The United Nations Human Rights Office has issued a stark report indicating that Myanmar’s armed forces were responsible for more than 700 civilian deaths during the six‑month election cycle spanning August to January. The final count is 702 deaths, with 224 women and 153 children among those who were killed.

This period covers the time since the military announced elections after its 2021 coup, a process widely criticized as a sham because major opposition parties were barred from participating and large swaths of the population were prevented from voting due to the ongoing civil war.

The report highlights that air‑strikes were the single largest contributor to destruction, especially in the Sagaing region.

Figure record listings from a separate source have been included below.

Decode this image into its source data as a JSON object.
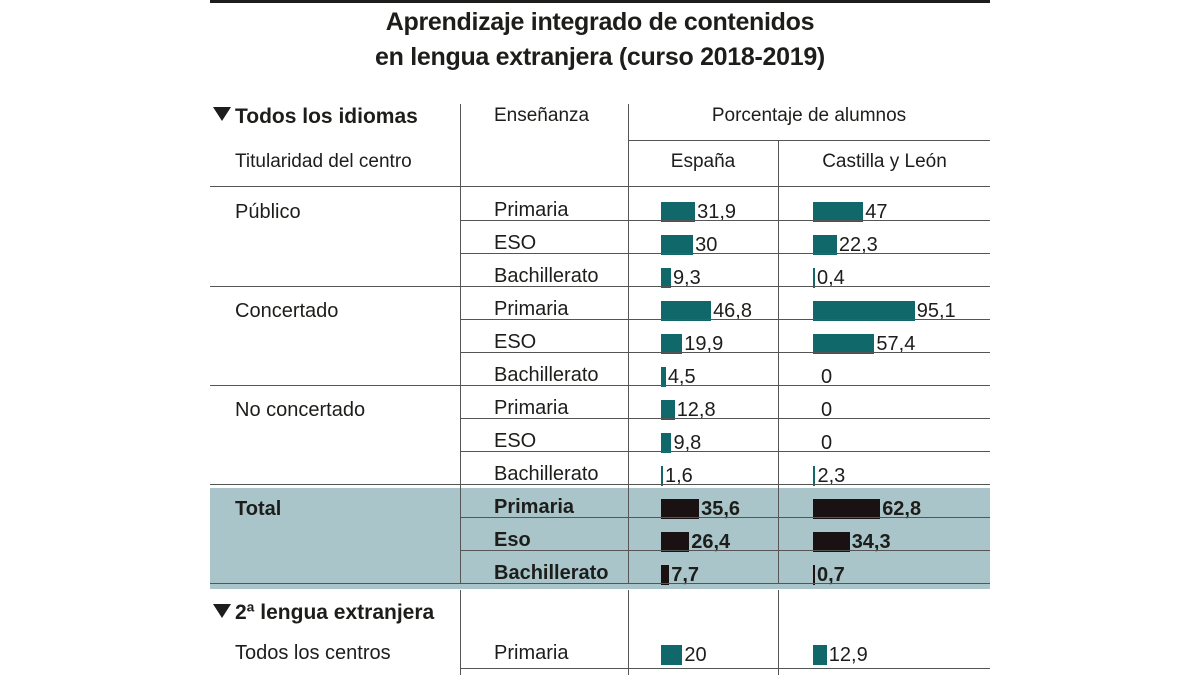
{
  "title_line1": "Aprendizaje integrado de contenidos",
  "title_line2": "en lengua extranjera (curso 2018-2019)",
  "header": {
    "section1": "Todos los idiomas",
    "ownership": "Titularidad del centro",
    "teaching": "Enseñanza",
    "percent": "Porcentaje de alumnos",
    "col_spain": "España",
    "col_cyl": "Castilla y León"
  },
  "section2": "2ª lengua extranjera",
  "colors": {
    "bar": "#10686b",
    "bar_total": "#1a1112",
    "total_band": "#a9c5c9"
  },
  "chart_data": {
    "type": "table",
    "title": "Aprendizaje integrado de contenidos en lengua extranjera (curso 2018-2019)",
    "series_names": [
      "España",
      "Castilla y León"
    ],
    "groups": [
      {
        "label": "Público",
        "bold": false,
        "rows": [
          {
            "level": "Primaria",
            "spain": 31.9,
            "spain_label": "31,9",
            "cyl": 47,
            "cyl_label": "47"
          },
          {
            "level": "ESO",
            "spain": 30,
            "spain_label": "30",
            "cyl": 22.3,
            "cyl_label": "22,3"
          },
          {
            "level": "Bachillerato",
            "spain": 9.3,
            "spain_label": "9,3",
            "cyl": 0.4,
            "cyl_label": "0,4"
          }
        ]
      },
      {
        "label": "Concertado",
        "bold": false,
        "rows": [
          {
            "level": "Primaria",
            "spain": 46.8,
            "spain_label": "46,8",
            "cyl": 95.1,
            "cyl_label": "95,1"
          },
          {
            "level": "ESO",
            "spain": 19.9,
            "spain_label": "19,9",
            "cyl": 57.4,
            "cyl_label": "57,4"
          },
          {
            "level": "Bachillerato",
            "spain": 4.5,
            "spain_label": "4,5",
            "cyl": 0,
            "cyl_label": "0"
          }
        ]
      },
      {
        "label": "No concertado",
        "bold": false,
        "rows": [
          {
            "level": "Primaria",
            "spain": 12.8,
            "spain_label": "12,8",
            "cyl": 0,
            "cyl_label": "0"
          },
          {
            "level": "ESO",
            "spain": 9.8,
            "spain_label": "9,8",
            "cyl": 0,
            "cyl_label": "0"
          },
          {
            "level": "Bachillerato",
            "spain": 1.6,
            "spain_label": "1,6",
            "cyl": 2.3,
            "cyl_label": "2,3"
          }
        ]
      },
      {
        "label": "Total",
        "bold": true,
        "rows": [
          {
            "level": "Primaria",
            "spain": 35.6,
            "spain_label": "35,6",
            "cyl": 62.8,
            "cyl_label": "62,8"
          },
          {
            "level": "Eso",
            "spain": 26.4,
            "spain_label": "26,4",
            "cyl": 34.3,
            "cyl_label": "34,3"
          },
          {
            "level": "Bachillerato",
            "spain": 7.7,
            "spain_label": "7,7",
            "cyl": 0.7,
            "cyl_label": "0,7"
          }
        ]
      }
    ],
    "second_language": {
      "label": "Todos los centros",
      "rows": [
        {
          "level": "Primaria",
          "spain": 20,
          "spain_label": "20",
          "cyl": 12.9,
          "cyl_label": "12,9"
        }
      ]
    },
    "value_range": [
      0,
      100
    ]
  }
}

There, 191 civilians died, including 60 women and 30 children. An October attack on a crowd gathered outside a school in Chaung‑U killed 23 people, including four children, and wounded more than 60; a December bombing hit a tea shop in Tabayin, killing at least 19 and wounding 20.

The Human Rights Office also points to abuses of the Rohingya community, including forced recruitment by the Arakan Army, arbitrary arrests, and sexual violence.

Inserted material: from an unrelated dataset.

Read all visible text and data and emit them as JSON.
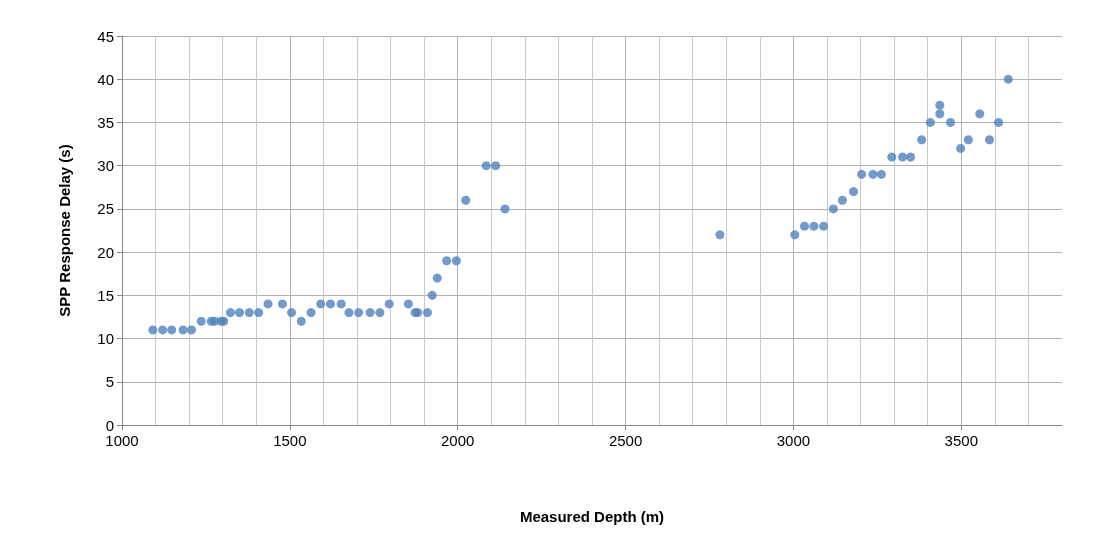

UN Human Rights Chief Volker Türk emphasized that international aid withdrawals are deepening the suffering: “Funding for localised protection efforts was often the only relief from constant targeting and indiscriminate attacks by the military. This pullback just compounds that injury.”

Myanmar’s situation remains dire: the 2021 coup displaced thousands, killed many, and turned the nation into a battlefield where the military retains a disproportionate share of political power, with their own party securing nearly 80% of parliamentary seats in the sham election.